Rome-based utility owner Enel SpA is targeting renewables projects in Saudi Arabia and the United Arab Emirates as the Gulf countries take advantage of the falling cost of solar power to diversify their energy supplies.

“We will wait for the first tenders in Saudi Arabia,” Francesco Starace, Enel chief executive officer, said in an interview in Abu Dhabi, the biggest of the UAE’s seven emirates. Dubai, the country’s second-largest emirate, has also started a renewable programme, “so we will try and participate” in that, he said.

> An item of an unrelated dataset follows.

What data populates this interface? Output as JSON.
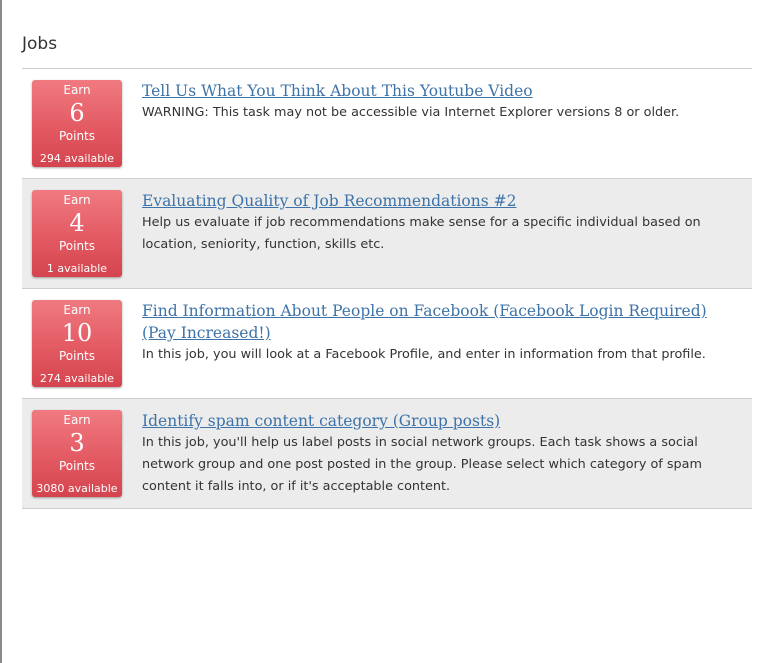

Under Starace, Enel is scaling back on large power stations to focus on producing and distributing greener sources of energy. The utility reintegrated its renewable-energy spin-off Enel Green Power last year and plans to cut its generating capacity for power from fossil fuels by 39 per cent in the five years ending 2019. Saudi Arabia, the world’s biggest oil exporter, and the UAE, the fourth-largest producer in Opec, are both trying to reduce their reliance on oil and generate more power from the sun, among other sources.

Natural potential

Enel signed a cooperation agreement on Saturday with Dubai Electricity and Water Authority (DEWA), to help upgrade the emirate’s power grid, after reaching a similar accord with Saudi Electricity Co. on January 11. Saudi Arabia aims to generate 10 gigawatts from solar, wind and other forms of renewable energy in the next five years, Energy Minister Khalid Al Falih said last month. DEWA plans to be able to produce 75 per cent of its power from renewables by 2050.

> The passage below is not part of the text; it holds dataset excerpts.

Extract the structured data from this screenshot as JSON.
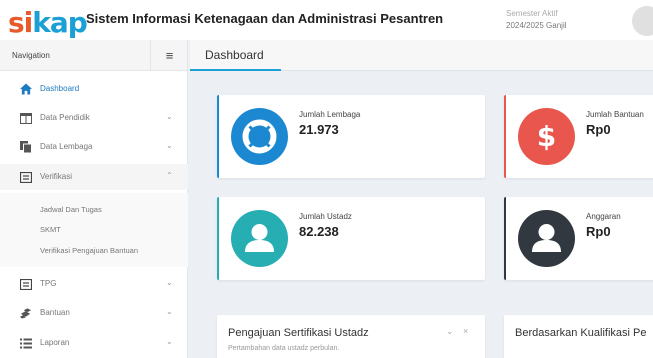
{
  "header": {
    "logo": "sikap",
    "title": "Sistem Informasi Ketenagaan dan Administrasi Pesantren",
    "semester_label": "Semester Aktif",
    "semester_value": "2024/2025 Ganjil"
  },
  "sidebar": {
    "nav_label": "Navigation",
    "toggle_icon": "≡",
    "items": [
      {
        "label": "Dashboard",
        "icon": "home-icon",
        "active": true
      },
      {
        "label": "Data Pendidik",
        "icon": "table-icon",
        "chevron": "⌄"
      },
      {
        "label": "Data Lembaga",
        "icon": "copy-icon",
        "chevron": "⌄"
      },
      {
        "label": "Verifikasi",
        "icon": "list-box-icon",
        "chevron": "⌃"
      },
      {
        "label": "TPG",
        "icon": "list-box-icon",
        "chevron": "⌄"
      },
      {
        "label": "Bantuan",
        "icon": "cubes-icon",
        "chevron": "⌄"
      },
      {
        "label": "Laporan",
        "icon": "list-icon",
        "chevron": "⌄"
      }
    ],
    "submenu": [
      "Jadwal Dan Tugas",
      "SKMT",
      "Verifikasi Pengajuan Bantuan"
    ]
  },
  "tabs": [
    "Dashboard"
  ],
  "stats": [
    {
      "label": "Jumlah Lembaga",
      "value": "21.973",
      "icon": "life-ring-icon",
      "color": "#1b88d1"
    },
    {
      "label": "Jumlah Bantuan",
      "value": "Rp0",
      "icon": "dollar-icon",
      "color": "#e8564d"
    },
    {
      "label": "Jumlah Ustadz",
      "value": "82.238",
      "icon": "user-icon",
      "color": "#26aeb2"
    },
    {
      "label": "Anggaran",
      "value": "Rp0",
      "icon": "user-icon",
      "color": "#323840"
    }
  ],
  "panels": [
    {
      "title": "Pengajuan Sertifikasi Ustadz",
      "subtitle": "Pertambahan data ustadz perbulan.",
      "minimize": "⌄",
      "close": "×"
    },
    {
      "title": "Berdasarkan Kualifikasi Pe"
    }
  ],
  "colors": {
    "accent": "#1ba0d6",
    "logo_orange": "#e65a2b",
    "background": "#ecf0f5"
  }
}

Saudi Arabia and the UAE, as well as Oman, have natural potential with their plentiful sunshine, “and they have stability that is perceived as better than the North African area,” Starace said. “They are less risky, and therefore, I see no problem with looking at these countries as a great investment.”

Cheaper production costs are creating new growth opportunities for solar power in the region, even as the profit margins of generating companies may narrow in the low-price environment, he said.

A group led by Masdar, Abu Dhabi’s renewable energy company, won bidding in June to build an 800-megawatt solar plant in Dubai to produce what could be the world’s cheapest electricity generated from the sun. The average cost of electricity from a photovoltaic system is seen plunging as much as 59 per cent by 2025, according to a report that month by the Abu Dhabi-based International Renewable Energy Agency.

The downward trend in solar costs isn’t finished, Starace said. “It will continue to go down.”